Now this is pretty neat for fans of old-times Texas. Lucius T. Noyes was an agent for the Diebold Safe & Lock Company of Canton, Ohio. From his Houston office on the corner of Congress Avenue and San Jacinto Street he established a far reaching reputation in the world of “security.”
In addition to selling and installing over 50 county vaults and safes in Texas, Louisiana and surrounding states; and countless of the same for banks – he became quite a celebrity as a jail builder.

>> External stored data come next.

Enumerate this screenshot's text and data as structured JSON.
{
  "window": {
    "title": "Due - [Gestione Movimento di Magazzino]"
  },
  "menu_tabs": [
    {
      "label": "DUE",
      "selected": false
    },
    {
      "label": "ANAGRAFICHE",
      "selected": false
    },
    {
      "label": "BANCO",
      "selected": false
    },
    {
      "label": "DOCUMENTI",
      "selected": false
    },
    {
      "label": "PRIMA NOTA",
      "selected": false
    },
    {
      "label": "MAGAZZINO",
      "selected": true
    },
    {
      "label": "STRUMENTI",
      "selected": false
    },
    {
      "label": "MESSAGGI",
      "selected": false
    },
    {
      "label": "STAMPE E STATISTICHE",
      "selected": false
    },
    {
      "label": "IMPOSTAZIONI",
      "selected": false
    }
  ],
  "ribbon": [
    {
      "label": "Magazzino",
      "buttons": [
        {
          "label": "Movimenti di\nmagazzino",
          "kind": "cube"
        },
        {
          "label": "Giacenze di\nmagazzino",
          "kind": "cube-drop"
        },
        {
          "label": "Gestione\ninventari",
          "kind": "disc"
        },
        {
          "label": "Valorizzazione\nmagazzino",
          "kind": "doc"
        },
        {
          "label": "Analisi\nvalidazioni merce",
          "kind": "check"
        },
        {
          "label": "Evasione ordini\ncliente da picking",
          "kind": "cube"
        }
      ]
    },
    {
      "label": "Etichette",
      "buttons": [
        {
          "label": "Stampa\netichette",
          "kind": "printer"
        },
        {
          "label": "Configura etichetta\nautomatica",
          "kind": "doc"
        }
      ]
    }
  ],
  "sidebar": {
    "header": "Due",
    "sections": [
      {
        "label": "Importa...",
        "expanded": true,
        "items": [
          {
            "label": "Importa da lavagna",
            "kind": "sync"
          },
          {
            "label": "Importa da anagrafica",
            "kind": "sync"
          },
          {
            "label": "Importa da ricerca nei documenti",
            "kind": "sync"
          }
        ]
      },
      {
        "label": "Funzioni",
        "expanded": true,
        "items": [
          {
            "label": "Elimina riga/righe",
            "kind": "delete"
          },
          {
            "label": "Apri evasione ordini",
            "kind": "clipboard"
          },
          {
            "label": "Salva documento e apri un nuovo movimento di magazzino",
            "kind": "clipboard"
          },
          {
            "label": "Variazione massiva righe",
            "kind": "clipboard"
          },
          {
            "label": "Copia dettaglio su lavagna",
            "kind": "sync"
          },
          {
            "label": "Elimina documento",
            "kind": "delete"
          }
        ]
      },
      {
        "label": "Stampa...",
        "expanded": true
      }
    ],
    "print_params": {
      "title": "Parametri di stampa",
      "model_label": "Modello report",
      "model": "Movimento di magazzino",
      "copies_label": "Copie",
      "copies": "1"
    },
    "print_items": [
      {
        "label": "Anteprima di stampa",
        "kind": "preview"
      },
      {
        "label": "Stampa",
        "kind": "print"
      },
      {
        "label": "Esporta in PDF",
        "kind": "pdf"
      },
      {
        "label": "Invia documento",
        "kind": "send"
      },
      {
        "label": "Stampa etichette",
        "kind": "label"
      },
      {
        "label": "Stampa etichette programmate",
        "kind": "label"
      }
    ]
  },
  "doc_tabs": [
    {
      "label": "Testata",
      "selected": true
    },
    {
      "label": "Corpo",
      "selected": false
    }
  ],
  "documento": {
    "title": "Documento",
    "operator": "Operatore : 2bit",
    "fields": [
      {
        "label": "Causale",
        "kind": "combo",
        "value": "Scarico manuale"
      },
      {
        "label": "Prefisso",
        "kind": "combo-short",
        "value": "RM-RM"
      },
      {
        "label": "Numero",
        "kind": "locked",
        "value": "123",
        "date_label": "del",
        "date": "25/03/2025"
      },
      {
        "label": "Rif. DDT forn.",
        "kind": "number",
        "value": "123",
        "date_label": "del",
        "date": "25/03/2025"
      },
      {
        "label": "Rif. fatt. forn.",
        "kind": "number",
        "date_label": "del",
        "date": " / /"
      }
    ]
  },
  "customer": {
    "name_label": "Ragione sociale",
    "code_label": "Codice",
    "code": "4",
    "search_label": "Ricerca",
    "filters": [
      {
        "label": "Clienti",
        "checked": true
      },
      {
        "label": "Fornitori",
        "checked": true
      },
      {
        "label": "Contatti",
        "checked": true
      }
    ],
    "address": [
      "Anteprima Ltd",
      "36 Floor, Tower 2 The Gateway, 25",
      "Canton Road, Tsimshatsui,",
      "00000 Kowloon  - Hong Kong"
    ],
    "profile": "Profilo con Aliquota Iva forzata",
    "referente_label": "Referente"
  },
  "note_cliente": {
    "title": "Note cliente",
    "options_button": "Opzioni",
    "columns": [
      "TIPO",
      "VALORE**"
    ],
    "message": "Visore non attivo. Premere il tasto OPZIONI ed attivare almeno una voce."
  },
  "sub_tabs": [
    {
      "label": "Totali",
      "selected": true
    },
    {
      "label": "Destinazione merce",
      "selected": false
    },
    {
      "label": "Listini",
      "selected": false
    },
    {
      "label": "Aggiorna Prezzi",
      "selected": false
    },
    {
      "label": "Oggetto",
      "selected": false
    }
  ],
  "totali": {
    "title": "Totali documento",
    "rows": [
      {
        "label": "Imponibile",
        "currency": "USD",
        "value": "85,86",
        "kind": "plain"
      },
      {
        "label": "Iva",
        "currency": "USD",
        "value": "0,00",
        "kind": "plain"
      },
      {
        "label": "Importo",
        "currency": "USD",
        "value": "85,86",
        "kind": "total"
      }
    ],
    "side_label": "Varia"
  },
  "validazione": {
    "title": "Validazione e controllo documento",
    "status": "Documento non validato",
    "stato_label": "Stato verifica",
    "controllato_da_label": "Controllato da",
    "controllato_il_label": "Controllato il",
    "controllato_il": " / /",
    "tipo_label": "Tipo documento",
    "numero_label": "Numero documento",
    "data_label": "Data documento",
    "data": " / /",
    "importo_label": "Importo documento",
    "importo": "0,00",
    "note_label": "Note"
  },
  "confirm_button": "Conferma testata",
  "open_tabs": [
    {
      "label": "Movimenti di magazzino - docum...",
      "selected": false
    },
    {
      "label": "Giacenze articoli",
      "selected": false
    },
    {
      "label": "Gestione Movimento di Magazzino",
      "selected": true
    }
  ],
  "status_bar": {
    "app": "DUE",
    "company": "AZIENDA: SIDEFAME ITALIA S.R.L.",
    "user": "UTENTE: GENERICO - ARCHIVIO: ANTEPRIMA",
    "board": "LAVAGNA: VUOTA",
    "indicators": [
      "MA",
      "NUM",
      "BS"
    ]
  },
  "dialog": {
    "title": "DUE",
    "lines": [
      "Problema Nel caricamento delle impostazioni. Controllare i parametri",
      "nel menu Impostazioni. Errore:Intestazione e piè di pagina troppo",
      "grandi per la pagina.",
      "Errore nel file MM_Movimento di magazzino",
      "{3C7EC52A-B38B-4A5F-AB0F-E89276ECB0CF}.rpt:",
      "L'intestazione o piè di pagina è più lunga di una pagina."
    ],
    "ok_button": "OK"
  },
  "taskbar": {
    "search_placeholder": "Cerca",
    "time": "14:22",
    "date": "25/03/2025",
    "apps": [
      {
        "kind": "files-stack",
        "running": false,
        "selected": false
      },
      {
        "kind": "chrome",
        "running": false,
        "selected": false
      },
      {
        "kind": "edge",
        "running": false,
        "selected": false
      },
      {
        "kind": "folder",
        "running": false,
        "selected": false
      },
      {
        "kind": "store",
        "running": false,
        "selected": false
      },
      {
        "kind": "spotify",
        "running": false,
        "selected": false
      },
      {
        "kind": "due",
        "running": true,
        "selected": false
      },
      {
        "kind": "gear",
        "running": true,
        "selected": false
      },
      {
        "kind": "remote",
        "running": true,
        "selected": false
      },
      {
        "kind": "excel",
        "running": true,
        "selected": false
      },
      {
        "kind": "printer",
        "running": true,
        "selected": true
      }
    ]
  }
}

He sold the steel and iron fittings for the facilities and personally oversaw the construction and contract work for over 100 jails including this one, the impressive 1897 Fort Bend County Jail that now serves as the Richmond Police Department, the 1887 San Jacinto County Jail in Coldspring, the 1894 Glasscock County Jail in Garden City, and the 1886 Live Oak County Jail in Oakville.
I imagine he wasn’t too popular with the bad guys!
Stealing a peek through the door and windows, it looks like there might have been a museum at Marthon’s little jail at some point, and the decaying remnants are admittedly a bit creepy. That mannequin will definitely take you off guard, but you can clearly see the jail cells, photos of what are probably local lawmen of the past on the wall, and broken display cases – whose contents I can only hope were safely removed before the damage. I’d love to see this “attraction” re-opened for a closer look.
You can find the former Buchel County Jail in Marathon behind the Ritchey Brothers building on South 2nd Street between Avenues C and D.